A fixed energy rate is exactly what it says on the tin: it fixes the price you pay for gas and electricity for a set amount of time.
Energy suppliers typically offer fixed deals that last anywhere from 12 to 24 months. Fixed rates are based on the price of energy per unit, plus the standing charge. The standing charge is the supplier’s fee for providing you with energy.
A fixed-rate tariff protects you against potential increases in energy costs. But you won’t benefit if prices fall.
Also, fixed rates might only apply to the price of energy per unit. If the supplier’s standing charge goes up, your bill will too.
Shopping around and comparing fixed-rate tariffs from different suppliers is the best way to find a great deal on energy.
When your fixed energy deal is up, chances are you’ll be automatically moved to the supplier’s standard variable tariff (SVT).
SVTs are usually more expensive than fixed-rate tariffs. Make a note of when your fixed energy deal comes to an end and switch before this happens. Do your research and shop around for the best deal.
A supplier could charge an exit fee if you decide to leave a deal early. But you don’t pay if you leave within 49 days of the deal ending – this is known as the ‘switching window’.
Energy rates might have risen during your fixed energy deal. In this case, the jump in price may seem high.
But remind yourself that energy prices would have risen anyway. So, you would have saved money during your fixed energy deal.
As we mentioned, you might need to pay an exit fee if you want to leave your fixed energy deal early. The exit fee is sometimes known as a cancellation or termination fee.

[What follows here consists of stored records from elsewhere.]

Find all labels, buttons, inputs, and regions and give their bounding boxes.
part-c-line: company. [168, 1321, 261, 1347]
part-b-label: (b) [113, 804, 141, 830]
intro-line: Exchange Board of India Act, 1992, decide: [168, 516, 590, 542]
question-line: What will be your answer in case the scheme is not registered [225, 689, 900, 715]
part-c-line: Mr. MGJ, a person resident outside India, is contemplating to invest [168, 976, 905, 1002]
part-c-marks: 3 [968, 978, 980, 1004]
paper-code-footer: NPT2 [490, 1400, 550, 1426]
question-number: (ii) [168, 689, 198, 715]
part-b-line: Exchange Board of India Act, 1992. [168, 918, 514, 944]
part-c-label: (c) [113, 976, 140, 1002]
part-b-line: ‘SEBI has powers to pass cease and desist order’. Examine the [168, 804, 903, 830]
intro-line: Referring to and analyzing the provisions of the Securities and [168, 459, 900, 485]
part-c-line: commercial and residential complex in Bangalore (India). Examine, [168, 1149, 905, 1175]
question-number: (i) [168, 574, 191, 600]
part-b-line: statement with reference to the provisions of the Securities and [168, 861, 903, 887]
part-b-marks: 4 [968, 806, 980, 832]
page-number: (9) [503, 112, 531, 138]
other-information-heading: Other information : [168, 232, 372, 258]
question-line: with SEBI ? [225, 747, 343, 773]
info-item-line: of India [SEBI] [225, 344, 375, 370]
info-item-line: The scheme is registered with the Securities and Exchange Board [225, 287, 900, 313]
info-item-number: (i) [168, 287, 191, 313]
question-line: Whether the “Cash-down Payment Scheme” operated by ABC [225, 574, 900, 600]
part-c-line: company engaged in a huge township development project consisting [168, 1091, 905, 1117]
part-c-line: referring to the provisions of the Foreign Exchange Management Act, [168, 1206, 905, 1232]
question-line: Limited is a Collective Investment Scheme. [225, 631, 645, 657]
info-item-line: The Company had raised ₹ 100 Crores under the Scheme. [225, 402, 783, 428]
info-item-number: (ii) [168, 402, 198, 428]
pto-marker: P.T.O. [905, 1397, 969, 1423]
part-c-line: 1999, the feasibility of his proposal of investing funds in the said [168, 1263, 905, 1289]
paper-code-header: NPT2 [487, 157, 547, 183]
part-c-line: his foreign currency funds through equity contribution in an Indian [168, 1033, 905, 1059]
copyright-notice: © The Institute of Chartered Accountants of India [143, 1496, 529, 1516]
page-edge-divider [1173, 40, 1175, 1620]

Not all suppliers charge this, so it’s worth finding out before you sign up. And you could switch within 49 days of your contract ending without paying a fee.
Also, if you happen to find a better deal shortly after taking out a fixed energy deal, you could still switch without paying. Suppliers have to offer a 14-day cooling-off period, giving energy customers the right to change their mind without being penalised.
Fixing can be a gamble. You could end up locked in a deal charging a premium for energy (though you could pay a fee to exit and switch). But fixed-rate tariffs tend to be more affordable than SVTs. They can also be a great idea when the market is volatile and prices are going up and down.
A good sign of when to fix is when good deals start disappearing from the market. This is usually around wintertime, when the wholesale price of energy rises with demand.
When searching for fixed deals, don’t just compare tariffs from the ‘big six’ suppliers. You might find a better tariff with a smaller supplier. Smaller providers are often praised for their excellent customer service, too.
The price you end up paying for energy depends on a whole host of factors. These include where you live, how much energy you use, and how you choose to pay your bills. All this means there’s no ‘one size fits all’ tariff – you need to look for the deal most suited to you.